Ve kalk borusu sur çaldığı zaman onların aralarında ne bir akrabalık bağı kalır ne de birbirlerini arayıp sorabilirler.
O gün kimin iyilikleri ağır basarsa, işte bunlar kurtuluşa erecek olanlar.
Kimin de iyilikleri hafif gelirse işte onlar da kendilerini hüsrana uğratan ve Cehennemde kalacak olanlardır.
Cehennem ateşi onların yüzlerini yakıp kavrulmuş bir halde dişleri sırıtıp kalacaktır.
Allah onlara “Ayetlerim size okunurken yalana sarılan siz değil miydiniz?”
Onlar da: – Rabbimiz. Bizim azgınlığımız galip geldi ve bu yüzden kendimize yanlış yapmış olduk.
Rabbimiz, bizi buradan çıkar. Eğer yine eski halimize dönersek, işte o zaman biz gerçekten cezayı hak etmiş zalimler oluruz, derler.
Allah: – Kesin sesinizi artık bana tek kelime bile söylemeyin!
Vaktiyle kullarımdan bir grup: – Rabbimiz, biz yürekten iman ettik, bizi bağışla ve bize merhamet et zira sen merhametlilerin en merhametlisisin! Diye dua ederlerdi.

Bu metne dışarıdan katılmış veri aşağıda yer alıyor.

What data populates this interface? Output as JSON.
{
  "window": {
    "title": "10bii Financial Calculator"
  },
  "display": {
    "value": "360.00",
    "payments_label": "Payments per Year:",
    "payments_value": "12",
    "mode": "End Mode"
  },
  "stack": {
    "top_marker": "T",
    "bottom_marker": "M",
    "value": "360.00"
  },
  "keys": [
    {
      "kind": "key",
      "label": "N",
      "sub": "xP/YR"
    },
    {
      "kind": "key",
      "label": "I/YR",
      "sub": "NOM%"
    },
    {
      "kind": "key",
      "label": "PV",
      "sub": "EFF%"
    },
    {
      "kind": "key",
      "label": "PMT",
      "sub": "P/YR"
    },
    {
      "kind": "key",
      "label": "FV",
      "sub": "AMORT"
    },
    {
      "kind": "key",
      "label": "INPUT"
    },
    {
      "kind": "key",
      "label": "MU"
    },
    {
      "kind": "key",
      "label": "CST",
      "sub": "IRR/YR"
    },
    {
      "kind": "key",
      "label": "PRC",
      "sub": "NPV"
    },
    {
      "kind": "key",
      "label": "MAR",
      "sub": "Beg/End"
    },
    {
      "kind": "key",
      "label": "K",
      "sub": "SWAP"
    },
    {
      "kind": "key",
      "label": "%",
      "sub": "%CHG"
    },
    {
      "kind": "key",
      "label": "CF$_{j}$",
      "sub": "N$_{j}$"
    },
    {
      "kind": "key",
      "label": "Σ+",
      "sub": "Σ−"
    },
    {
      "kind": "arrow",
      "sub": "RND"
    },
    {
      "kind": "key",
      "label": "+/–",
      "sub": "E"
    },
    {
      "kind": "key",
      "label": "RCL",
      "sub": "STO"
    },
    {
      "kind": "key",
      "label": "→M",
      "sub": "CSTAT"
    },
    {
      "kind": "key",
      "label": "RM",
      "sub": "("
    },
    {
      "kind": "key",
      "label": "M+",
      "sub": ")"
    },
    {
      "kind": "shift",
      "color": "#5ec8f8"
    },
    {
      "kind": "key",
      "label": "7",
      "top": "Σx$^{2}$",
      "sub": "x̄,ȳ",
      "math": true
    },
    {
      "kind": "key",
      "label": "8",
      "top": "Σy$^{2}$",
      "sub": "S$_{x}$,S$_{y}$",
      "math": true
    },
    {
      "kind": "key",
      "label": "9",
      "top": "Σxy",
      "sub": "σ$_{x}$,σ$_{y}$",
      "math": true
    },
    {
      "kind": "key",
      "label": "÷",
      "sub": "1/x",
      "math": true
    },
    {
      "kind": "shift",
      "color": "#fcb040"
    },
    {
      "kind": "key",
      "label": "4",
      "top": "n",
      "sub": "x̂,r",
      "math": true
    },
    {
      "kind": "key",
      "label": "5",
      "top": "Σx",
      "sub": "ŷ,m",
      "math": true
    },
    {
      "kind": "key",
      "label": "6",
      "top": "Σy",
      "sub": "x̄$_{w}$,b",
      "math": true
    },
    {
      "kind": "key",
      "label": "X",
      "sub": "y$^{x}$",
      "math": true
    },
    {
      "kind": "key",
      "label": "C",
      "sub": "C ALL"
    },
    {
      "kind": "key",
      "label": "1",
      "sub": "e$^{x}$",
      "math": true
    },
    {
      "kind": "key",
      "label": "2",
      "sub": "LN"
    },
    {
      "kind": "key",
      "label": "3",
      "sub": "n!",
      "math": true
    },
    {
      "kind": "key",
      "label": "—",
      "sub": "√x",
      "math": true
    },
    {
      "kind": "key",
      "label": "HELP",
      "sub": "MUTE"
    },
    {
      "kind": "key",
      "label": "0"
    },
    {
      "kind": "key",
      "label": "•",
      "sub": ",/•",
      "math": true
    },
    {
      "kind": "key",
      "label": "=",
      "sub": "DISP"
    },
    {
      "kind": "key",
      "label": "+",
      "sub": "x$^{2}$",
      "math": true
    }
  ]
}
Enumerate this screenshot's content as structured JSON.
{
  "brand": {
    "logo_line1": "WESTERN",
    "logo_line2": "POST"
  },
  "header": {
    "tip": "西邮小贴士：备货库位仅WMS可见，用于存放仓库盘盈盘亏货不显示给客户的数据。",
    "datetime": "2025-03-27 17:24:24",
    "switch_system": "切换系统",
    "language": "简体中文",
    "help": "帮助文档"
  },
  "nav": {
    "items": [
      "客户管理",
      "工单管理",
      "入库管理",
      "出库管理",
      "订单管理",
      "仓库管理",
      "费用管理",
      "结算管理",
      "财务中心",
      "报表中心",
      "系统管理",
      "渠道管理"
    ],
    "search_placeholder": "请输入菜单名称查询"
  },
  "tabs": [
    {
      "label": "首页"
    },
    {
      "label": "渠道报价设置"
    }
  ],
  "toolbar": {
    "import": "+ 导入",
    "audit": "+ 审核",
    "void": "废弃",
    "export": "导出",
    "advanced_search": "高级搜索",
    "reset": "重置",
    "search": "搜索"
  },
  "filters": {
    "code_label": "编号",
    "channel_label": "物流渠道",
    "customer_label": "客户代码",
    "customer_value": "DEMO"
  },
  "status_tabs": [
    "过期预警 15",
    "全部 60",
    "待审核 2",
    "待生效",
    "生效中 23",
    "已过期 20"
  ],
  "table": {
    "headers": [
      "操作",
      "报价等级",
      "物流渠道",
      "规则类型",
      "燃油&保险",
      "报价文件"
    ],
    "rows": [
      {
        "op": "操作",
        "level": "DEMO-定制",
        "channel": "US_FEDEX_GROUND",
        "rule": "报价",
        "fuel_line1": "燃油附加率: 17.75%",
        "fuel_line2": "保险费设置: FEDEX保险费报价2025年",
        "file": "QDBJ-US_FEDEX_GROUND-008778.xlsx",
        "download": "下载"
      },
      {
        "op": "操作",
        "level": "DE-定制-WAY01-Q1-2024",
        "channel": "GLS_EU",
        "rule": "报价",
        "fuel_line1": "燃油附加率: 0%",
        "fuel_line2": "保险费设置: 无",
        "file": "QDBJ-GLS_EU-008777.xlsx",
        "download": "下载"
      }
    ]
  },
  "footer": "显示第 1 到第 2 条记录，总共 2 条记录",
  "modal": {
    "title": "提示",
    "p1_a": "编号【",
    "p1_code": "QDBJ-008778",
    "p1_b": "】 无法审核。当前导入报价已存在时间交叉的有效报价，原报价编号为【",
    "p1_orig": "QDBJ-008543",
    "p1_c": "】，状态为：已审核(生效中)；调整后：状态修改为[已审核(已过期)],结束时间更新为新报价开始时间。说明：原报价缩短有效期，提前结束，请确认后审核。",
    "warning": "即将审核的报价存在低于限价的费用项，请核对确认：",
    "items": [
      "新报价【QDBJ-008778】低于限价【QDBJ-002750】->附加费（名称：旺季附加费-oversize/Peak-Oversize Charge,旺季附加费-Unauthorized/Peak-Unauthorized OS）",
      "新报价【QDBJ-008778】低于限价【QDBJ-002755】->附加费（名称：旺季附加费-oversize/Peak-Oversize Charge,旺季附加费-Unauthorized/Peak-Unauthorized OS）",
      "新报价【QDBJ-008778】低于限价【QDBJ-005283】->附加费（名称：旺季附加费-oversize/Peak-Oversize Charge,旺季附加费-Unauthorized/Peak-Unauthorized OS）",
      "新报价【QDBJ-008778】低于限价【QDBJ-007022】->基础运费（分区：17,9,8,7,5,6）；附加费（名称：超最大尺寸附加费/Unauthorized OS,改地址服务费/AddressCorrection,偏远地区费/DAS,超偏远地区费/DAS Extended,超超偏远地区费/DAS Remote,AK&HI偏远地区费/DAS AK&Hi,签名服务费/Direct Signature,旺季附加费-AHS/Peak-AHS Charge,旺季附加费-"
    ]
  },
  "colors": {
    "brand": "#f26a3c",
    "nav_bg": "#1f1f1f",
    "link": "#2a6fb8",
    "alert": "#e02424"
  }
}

Siz ise onlarla alay ediyordunuz. Öyle ki bu alaycı tavrınız sizi zikrimi/Kuran’ı unutturmuştu ve siz onlara gülüp geçiyordunuz.
İşte bugün ben de onları sabırlarından dolayı ödüllendirdim. Gerçek başarıyı yakalayanlar işte bunlardır.
Allah cehennemliklere: – Dünya da kaç yıl kaldınız? Diye soracak.
Diyecekler ki: – Bir gün ya da daha az, istersen saymayı bilenlere sor.
Allah: – Evet, dünyada çok az yaşadınız keşke bunu zamanında bilseydiniz.
Şimdi bizim sizi boş ve anlamsız yere yarattığımızı ve bize döndürülmeyeceğinizi mi sandınız?
Kendisinden başka ilah olmayan, hükümranlığın gerçek sahibi yüce arşın Rabbi olan Allah çok yücedir.
Kim Allah ile beraber, hakkında hiç bir delil bulunmayan başka bir ilaha dua ile yalvarırsa, Rabbinin huzurunda onun hesabını mutlaka verecektir, zira gerçeklerden yüz çevirenler asla iflah olmazlar.
Artık sen de de ki: – Rabbim bağışla ve merhamet et çünkü sen merhametlilerin en merhametlisisin!